For someone so enmeshed in the politics of US war-making and defending the foreign policy of past US governments from criticism, Rhodes confesses the pitfalls of American exceptionalism and where it can lead. And again, he quotes Platner:
We are so broken emotionally when it comes to our politics that we’ve literally created this story that it’s inherent in being a competent political leader to kill civilians. If you’re not willing to do some hard things and drop some bombs, then you’re not up to the task of power. I think it’s the opposite. You’re not up to the task of being in power if you do not think about the cost of violence. If that’s not at the front of your mind, then I don’t think you are morally in the right place to be in positions of power.
Such an argument directly implicates not just past presidents, but certainly US President Donald Trump, currently waging a new war of choice against Iran, as well as his Defense Secretary Pete Hegseth, who openly celebrates the killing prowess ("lethality") of the US military while characterizing the laws of war as impediments.

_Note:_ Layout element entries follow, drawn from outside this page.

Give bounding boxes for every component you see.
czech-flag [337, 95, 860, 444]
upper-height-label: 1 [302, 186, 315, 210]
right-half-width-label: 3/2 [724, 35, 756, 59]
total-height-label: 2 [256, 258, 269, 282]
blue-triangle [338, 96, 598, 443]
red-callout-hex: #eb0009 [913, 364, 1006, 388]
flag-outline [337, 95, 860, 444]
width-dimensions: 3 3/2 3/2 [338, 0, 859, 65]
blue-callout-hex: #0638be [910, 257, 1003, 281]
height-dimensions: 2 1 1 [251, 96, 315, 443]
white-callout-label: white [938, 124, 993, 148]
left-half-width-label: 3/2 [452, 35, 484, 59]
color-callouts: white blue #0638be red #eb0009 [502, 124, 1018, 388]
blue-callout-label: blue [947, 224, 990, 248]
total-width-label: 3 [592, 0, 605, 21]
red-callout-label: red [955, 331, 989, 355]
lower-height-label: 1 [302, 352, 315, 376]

Contextualizing why he has come to conclude that contemporary US wars lack virtue, Rhodes writes that the conflicts we have been waging abroad for most of this century have also done tremendous and lasting damage here at home. "They resemble," writes Rhodes, "a declining empire sowing chaos along its periphery as a matter of strategy: Economic and political elites profit while the Americans who fight suffer along with the places they attack."
As Platner told Rhodes, such admissions must be spoken about publicly in order for them to lead to meaningful change in the country. And voices like Platner's, argues Rhodes, must be listened to because the "visceral and moral reckoning he advocates is the only way to truly dismantle the forever war, change our priorities and detoxify our country."
"To save ourselves, we must stop this cycle of violence," Rhodes concludes. "We must find meaning not in our capacity to kill or control others, but in each other."